Now let’s write our GitHub actions file to complete our CI integration.

.github/workflows/deepeval-tests.yml
name: Medical Chatbot DeepEval Tests

on:
push:
branches: [main]
pull_request:
branches: [main]

jobs:
test:
runs-on: ubuntu-latest
steps:
- name: Checkout Code
uses: actions/checkout@v2

- name: Set up Python
uses: actions/setup-python@v4
with:
python-version: "3.10"

- name: Install Poetry
run: |
curl -sSL https://install.python-poetry.org | python3 -
echo "$HOME/.local/bin" >> $GITHUB_PATH

- name: Install Dependencies
run: poetry install --no-root

- name: Run DeepEval Unit Tests
env:
OPENAI_API_KEY: ${{ secrets.OPENAI_API_KEY }}
run: poetry run pytest -v test_chatbot_quality.py

Conclusion

We’ve seen how even a simple chatbot can miss the mark — and how DeepEval helps you go deeper than surface-level performance to test what actually matters: memory, tone, safety, empathy, and relevance.

By simulating real conversations, defining the right metrics, and plugging evaluation into CI, you catch issues early — before they ever reach a real user.

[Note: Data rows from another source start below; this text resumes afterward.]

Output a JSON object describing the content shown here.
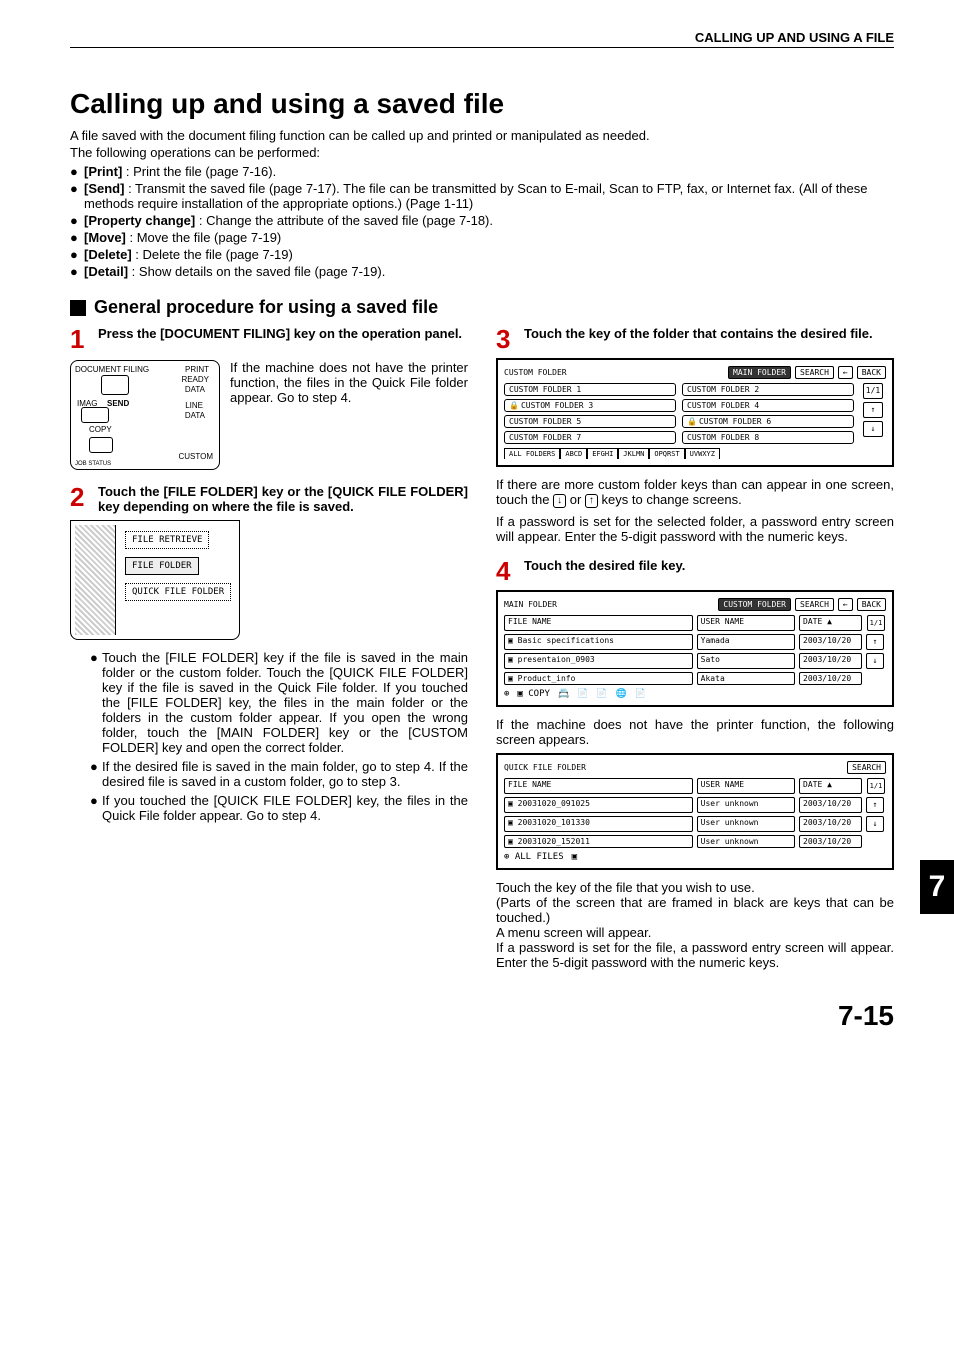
{
  "header": "CALLING UP AND USING A FILE",
  "title": "Calling up and using a saved file",
  "intro1": "A file saved with the document filing function can be called up and printed or manipulated as needed.",
  "intro2": "The following operations can be performed:",
  "bullets": [
    "[Print] : Print the file (page 7-16).",
    "[Send] : Transmit the saved file (page 7-17). The file can be transmitted by Scan to E-mail, Scan to FTP, fax, or Internet fax. (All of these methods require installation of the appropriate options.) (Page 1-11)",
    "[Property change] : Change the attribute of the saved file (page 7-18).",
    "[Move] : Move the file (page 7-19)",
    "[Delete] : Delete the file (page 7-19)",
    "[Detail] : Show details on the saved file (page 7-19)."
  ],
  "subheading": "General procedure for using a saved file",
  "steps": {
    "s1": {
      "num": "1",
      "title": "Press the [DOCUMENT FILING] key on the operation panel.",
      "panel_text": "If the machine does not have the printer function, the files in the Quick File folder appear. Go to step 4.",
      "panel_labels": {
        "dfiling": "DOCUMENT FILING",
        "print": "PRINT",
        "ready": "READY",
        "data1": "DATA",
        "imag": "IMAG",
        "send": "SEND",
        "line": "LINE",
        "data2": "DATA",
        "copy": "COPY",
        "custom": "CUSTOM",
        "jobstatus": "JOB STATUS"
      }
    },
    "s2": {
      "num": "2",
      "title": "Touch the [FILE FOLDER] key or the [QUICK FILE FOLDER] key depending on where the file is saved.",
      "draw": {
        "t1": "FILE RETRIEVE",
        "t2": "FILE FOLDER",
        "t3": "QUICK FILE FOLDER"
      },
      "ul": [
        "Touch the [FILE FOLDER] key if the file is saved in the main folder or the custom folder. Touch the [QUICK FILE FOLDER] key if the file is saved in the Quick File folder.\nIf you touched the [FILE FOLDER] key, the files in the main folder or the folders in the custom folder appear. If you open the wrong folder, touch the [MAIN FOLDER] key or the [CUSTOM FOLDER] key and open the correct folder.",
        "If the desired file is saved in the main folder, go to step 4. If the desired file is saved in a custom folder, go to step 3.",
        "If you touched the [QUICK FILE FOLDER] key, the files in the Quick File folder appear. Go to step 4."
      ]
    },
    "s3": {
      "num": "3",
      "title": "Touch the key of the folder that contains the desired file.",
      "screen": {
        "title": "CUSTOM FOLDER",
        "topbtns": [
          "MAIN FOLDER",
          "SEARCH",
          "←",
          "BACK"
        ],
        "folders": [
          "CUSTOM FOLDER 1",
          "CUSTOM FOLDER 2",
          "CUSTOM FOLDER 3",
          "CUSTOM FOLDER 4",
          "CUSTOM FOLDER 5",
          "CUSTOM FOLDER 6",
          "CUSTOM FOLDER 7",
          "CUSTOM FOLDER 8"
        ],
        "locked": [
          2,
          5
        ],
        "page": "1/1",
        "tabs": [
          "ALL FOLDERS",
          "ABCD",
          "EFGHI",
          "JKLMN",
          "OPQRST",
          "UVWXYZ"
        ]
      },
      "after1a": "If there are more custom folder keys than can appear in one screen, touch the ",
      "after1b": " or ",
      "after1c": " keys to change screens.",
      "after2": "If a password is set for the selected folder, a password entry screen will appear. Enter the 5-digit password with the numeric keys."
    },
    "s4": {
      "num": "4",
      "title": "Touch the desired file key.",
      "screenA": {
        "title": "MAIN FOLDER",
        "topbtns": [
          "CUSTOM FOLDER",
          "SEARCH",
          "←",
          "BACK"
        ],
        "cols": [
          "FILE NAME",
          "USER NAME",
          "DATE   ▲"
        ],
        "rows": [
          [
            "Basic specifications",
            "Yamada",
            "2003/10/20"
          ],
          [
            "presentaion_0903",
            "Sato",
            "2003/10/20"
          ],
          [
            "Product_info",
            "Akata",
            "2003/10/20"
          ]
        ],
        "page": "1/1"
      },
      "mid": "If the machine does not have the printer function, the following screen appears.",
      "screenB": {
        "title": "QUICK FILE FOLDER",
        "topbtns": [
          "SEARCH"
        ],
        "cols": [
          "FILE NAME",
          "USER NAME",
          "DATE   ▲"
        ],
        "rows": [
          [
            "20031020_091025",
            "User unknown",
            "2003/10/20"
          ],
          [
            "20031020_101330",
            "User unknown",
            "2003/10/20"
          ],
          [
            "20031020_152011",
            "User unknown",
            "2003/10/20"
          ]
        ],
        "bottom": "ALL FILES",
        "page": "1/1"
      },
      "after": [
        "Touch the key of the file that you wish to use.",
        "(Parts of the screen that are framed in black are keys that can be touched.)",
        "A menu screen will appear.",
        "If a password is set for the file, a password entry screen will appear. Enter the 5-digit password with the numeric keys."
      ]
    }
  },
  "sidetab": "7",
  "footer": "7-15"
}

No guesswork. No assumptions. Just measurable, repeatable quality.

Whether you're fixing hallucinations or fine-tuning prompts, the mindset is the same: treat your chatbot like any other critical system — test it, iterate on it, and never ship blind.

Already have a bot in production? Start evaluating it. You might be surprised by what you find.